Tension hangs as a bloody-faced mafia boss cruelly lectures his victims before they face the final blow. The film cleverly hinges on that bloodied face as a visual hook to lure the audience into the dark minds of the 2 protagonists. It goes back in time with a flashback on how the 2 men ended up at the mafia’s mercy. All three men, the protagonists and the boss were in a room when news surfaced that police were on their way to raid their hideout. The two men then began a mutual ‘outing’ of each other, which seemed somewhat clumsily delivered by the actors.

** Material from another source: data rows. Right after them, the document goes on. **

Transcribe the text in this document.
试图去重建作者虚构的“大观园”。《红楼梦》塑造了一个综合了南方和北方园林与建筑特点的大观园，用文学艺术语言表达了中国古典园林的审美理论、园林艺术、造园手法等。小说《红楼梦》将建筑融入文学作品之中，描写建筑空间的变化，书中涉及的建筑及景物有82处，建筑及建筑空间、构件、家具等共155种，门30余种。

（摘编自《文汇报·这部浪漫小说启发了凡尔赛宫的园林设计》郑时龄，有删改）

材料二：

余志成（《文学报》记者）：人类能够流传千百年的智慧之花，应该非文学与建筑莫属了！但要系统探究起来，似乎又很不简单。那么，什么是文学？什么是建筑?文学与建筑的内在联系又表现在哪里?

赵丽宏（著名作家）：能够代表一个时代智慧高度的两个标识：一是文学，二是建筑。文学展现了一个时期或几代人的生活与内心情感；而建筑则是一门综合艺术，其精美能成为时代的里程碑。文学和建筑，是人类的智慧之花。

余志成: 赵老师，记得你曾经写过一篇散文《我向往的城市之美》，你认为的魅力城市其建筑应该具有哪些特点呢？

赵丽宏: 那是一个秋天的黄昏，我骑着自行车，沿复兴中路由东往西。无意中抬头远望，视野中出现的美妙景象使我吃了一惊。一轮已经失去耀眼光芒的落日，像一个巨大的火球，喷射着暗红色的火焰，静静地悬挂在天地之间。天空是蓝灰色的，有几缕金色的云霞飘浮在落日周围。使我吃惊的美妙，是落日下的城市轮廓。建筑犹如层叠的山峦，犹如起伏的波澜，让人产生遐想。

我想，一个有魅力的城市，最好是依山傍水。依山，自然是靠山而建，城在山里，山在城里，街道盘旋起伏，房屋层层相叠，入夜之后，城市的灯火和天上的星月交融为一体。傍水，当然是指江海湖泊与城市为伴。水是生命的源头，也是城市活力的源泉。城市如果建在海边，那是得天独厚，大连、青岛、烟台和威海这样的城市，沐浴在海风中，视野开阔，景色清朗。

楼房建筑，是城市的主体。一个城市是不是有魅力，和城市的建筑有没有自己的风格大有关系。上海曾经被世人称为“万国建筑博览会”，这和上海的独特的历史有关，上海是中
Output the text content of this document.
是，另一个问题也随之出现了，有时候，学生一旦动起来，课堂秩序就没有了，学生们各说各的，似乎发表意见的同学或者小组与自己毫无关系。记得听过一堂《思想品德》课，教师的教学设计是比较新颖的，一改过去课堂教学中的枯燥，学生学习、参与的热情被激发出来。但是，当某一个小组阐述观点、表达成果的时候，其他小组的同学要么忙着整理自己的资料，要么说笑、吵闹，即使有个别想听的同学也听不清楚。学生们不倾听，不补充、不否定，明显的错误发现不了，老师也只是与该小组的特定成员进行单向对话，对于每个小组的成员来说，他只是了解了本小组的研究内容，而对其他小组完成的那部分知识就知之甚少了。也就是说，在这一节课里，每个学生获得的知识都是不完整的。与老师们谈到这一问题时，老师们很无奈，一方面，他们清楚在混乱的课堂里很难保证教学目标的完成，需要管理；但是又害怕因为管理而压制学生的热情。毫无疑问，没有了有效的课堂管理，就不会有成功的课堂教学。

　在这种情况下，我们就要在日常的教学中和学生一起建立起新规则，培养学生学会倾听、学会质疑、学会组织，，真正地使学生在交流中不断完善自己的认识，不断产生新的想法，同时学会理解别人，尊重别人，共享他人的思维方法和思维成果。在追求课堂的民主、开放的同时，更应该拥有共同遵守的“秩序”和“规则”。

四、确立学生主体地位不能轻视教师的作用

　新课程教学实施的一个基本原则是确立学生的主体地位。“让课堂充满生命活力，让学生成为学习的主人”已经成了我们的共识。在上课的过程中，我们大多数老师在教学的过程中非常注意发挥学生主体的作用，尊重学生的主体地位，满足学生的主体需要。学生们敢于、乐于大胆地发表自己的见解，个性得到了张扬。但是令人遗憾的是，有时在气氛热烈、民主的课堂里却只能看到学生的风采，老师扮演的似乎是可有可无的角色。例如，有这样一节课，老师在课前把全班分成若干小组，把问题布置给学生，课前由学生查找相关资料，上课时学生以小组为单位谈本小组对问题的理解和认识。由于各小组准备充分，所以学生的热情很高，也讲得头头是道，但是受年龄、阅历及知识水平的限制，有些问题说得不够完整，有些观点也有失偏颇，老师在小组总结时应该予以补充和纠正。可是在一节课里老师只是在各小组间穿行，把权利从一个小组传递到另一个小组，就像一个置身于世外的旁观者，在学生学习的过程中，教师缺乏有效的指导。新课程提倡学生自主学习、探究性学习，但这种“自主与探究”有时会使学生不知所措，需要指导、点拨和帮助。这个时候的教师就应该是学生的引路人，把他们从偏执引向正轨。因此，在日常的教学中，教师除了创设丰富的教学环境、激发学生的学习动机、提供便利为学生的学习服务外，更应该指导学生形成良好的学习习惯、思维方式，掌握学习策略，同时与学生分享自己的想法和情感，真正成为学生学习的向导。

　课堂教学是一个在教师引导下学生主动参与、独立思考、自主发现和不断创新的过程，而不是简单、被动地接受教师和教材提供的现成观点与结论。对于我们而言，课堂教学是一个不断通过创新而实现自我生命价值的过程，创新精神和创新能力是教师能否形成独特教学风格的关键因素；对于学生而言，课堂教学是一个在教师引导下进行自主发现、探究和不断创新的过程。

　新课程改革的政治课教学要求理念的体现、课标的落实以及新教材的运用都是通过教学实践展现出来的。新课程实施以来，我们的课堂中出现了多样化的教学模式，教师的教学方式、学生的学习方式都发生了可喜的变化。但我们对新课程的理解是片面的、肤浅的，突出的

Thankfully, the crisp editing and storytelling brought the pace up and the boss was accidentally shot. Hence, the bloodied face, which also inevitably makes the audience predict that he is not actually dead for the first scene to have happened. But for that moment, the 2 men (who later confessed they were the police) panicked over how the body was to hidden. While keeping up the tension the director kept some room for a Freudian, humourous dig at the Indian sensibility of chopping up the dead body and cooking it in curry!
The actor who played the boss was a solid anchor who gave gravitas to the otherwise sparse set. There were only 2 bodyguards but it felt like there were more, somehow ambushed in the darkness. The masterful play on lighting and framing also helped accentuate the best of what little the film was resting on.
The film completes a loop by going back to the starting point where the hooded victims were about to be shot but yet delightfully, thwarts our assumed understanding in a completely different direction. Makes you realize that there is such a thing a gangsta-flick sensibility, those who have it know what the audience already expects and surprises us at the right moments. Those who don’t, basically drag us through he film spending half the time explaining it.